I would like to think that Mr. Buckley was exactly the kind of person that Senator Obama would welcome into discussions when speaking of including diverse groups and opinions.


Am I the only one who thinks that this is a Shameless plug from an Obama supporter?

For some reason, these Obamanites remind me more and more of the old saying... "Dear Lord, Save me from your Followers"

I'm Mad as Hell...

I am just Fired Up this morning.
It's all because of the MSNBC Obama Orgy...er Democratic debate that occurred last night.
Keith Oberman use to be a favorite of mine but after watching him wallow in his own Obama spew last night he is quickly joining my list of self important assholes with the likes of Rush Limbaugh and Bill O'Riley.
It's one thing for an Obama supporter to join the panel and discuss his or her take on the events of the evening but when the host of the evening just flat out displays favoritism for one candidate and their dislike for the other, you really have to question the credibility of the Network.
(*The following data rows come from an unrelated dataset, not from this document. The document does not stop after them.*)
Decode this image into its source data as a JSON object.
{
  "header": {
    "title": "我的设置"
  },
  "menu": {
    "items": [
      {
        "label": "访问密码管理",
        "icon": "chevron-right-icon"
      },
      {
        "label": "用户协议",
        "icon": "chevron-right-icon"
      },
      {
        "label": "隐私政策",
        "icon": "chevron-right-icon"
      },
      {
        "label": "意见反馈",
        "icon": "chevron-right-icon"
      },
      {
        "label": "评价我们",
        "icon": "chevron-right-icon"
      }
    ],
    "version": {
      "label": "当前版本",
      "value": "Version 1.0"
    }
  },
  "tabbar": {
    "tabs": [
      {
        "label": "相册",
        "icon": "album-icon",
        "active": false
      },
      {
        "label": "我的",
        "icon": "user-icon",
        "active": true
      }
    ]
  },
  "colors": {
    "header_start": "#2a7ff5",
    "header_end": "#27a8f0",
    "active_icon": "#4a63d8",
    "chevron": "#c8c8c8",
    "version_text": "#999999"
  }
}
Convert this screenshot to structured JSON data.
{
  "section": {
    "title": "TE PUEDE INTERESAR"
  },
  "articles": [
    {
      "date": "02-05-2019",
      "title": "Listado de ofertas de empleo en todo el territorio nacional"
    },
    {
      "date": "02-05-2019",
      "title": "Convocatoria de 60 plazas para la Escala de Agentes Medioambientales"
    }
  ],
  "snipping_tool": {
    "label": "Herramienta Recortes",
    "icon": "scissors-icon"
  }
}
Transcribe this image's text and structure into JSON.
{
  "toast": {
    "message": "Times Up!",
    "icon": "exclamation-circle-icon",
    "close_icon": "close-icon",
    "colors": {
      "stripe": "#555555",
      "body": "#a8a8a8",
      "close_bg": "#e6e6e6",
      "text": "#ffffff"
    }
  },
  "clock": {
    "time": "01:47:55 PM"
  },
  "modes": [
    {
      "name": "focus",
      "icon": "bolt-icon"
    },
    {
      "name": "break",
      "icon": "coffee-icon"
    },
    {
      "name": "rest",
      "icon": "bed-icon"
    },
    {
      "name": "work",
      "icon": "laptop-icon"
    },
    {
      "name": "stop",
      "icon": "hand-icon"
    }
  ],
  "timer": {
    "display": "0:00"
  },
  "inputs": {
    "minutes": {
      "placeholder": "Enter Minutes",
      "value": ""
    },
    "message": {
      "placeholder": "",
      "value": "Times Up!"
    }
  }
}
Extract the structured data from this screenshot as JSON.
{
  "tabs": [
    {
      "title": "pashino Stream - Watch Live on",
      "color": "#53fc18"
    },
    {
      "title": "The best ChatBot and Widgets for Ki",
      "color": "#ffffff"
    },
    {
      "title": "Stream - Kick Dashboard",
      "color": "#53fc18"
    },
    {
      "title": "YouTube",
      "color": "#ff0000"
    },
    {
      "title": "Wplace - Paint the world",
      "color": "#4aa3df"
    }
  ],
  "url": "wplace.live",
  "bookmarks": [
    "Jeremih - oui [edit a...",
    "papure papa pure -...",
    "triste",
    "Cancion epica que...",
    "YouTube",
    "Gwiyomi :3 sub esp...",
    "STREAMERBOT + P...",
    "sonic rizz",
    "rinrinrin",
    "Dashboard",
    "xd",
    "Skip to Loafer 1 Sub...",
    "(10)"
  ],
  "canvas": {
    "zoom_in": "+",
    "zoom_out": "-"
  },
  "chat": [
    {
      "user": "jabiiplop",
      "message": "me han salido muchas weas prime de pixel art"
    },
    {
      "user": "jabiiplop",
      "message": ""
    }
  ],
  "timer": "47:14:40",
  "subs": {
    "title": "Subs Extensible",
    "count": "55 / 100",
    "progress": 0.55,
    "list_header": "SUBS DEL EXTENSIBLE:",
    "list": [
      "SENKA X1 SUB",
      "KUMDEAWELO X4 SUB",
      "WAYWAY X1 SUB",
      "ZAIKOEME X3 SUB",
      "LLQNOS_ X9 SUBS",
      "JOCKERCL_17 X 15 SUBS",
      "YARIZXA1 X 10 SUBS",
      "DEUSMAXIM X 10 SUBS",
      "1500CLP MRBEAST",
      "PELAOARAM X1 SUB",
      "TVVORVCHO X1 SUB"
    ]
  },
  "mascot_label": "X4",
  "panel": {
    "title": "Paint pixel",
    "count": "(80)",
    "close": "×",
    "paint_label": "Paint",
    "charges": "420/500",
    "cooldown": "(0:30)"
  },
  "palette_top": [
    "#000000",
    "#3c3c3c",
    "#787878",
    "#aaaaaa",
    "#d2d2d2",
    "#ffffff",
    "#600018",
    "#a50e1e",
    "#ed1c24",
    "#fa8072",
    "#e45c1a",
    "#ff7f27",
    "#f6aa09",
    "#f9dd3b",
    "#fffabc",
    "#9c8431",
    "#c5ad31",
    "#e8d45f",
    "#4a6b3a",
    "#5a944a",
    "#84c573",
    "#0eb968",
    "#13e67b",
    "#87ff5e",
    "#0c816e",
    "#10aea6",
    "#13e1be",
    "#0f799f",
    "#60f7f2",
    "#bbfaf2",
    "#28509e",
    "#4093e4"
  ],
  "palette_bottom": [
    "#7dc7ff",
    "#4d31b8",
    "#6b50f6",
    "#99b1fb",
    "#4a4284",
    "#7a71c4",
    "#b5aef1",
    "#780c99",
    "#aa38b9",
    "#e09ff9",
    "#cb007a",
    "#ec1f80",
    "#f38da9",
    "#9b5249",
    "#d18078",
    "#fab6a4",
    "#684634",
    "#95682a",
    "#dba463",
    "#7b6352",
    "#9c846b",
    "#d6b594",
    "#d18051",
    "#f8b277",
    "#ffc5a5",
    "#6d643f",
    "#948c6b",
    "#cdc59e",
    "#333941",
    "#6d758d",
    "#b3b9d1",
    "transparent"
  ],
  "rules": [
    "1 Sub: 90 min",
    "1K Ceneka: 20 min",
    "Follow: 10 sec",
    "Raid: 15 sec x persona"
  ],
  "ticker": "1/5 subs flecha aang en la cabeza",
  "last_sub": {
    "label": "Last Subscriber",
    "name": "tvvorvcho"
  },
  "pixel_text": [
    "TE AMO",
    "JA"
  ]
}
Save it for your own show Oberman!
Then there is Tim Russert... If he had been allowed to go on any longer with his list of hypothetical/what if questions I have no doubt we would have eventually gotten to whether or not we should retaliate if Monkeys started flying out of his Ass! (and i would have to vote yes!)

The fact is, The National media has been unfair to Hillary and made every attempt to beat her down like a rented mule! Much the same way the New York Times did to John McCain (after all, why would you endorse a candidate at the same time you were sitting on a story linking him with unethical lobbing practices and a sex scandal?...just asking?)

So yeah, I'm Mad as Hell and I'm going to do something about it. This morning, I gave money to www.hillaryclinton.com. I also started several pissing matches with the Obamabots on a few message boards and I signed up to make phone calls to the residents of Ohio on Hillary's behalf. I'm even trying to talk Fitness Nerd into going to Ohio this weekend to do some work for the campaign.

I have never felt as passionate about a candidate as I have this one and anyone with half a brain can clearly see that she is the most qualified and best equipped to take on this job. I get that some people just don't like her but a lot of people voted for George W. because they did "Like Him" and look what they got.
So, If you agree with me and feel the same way then I challenge you to step up today and take action in some way. Don't let the thought of You can't make a difference Matter!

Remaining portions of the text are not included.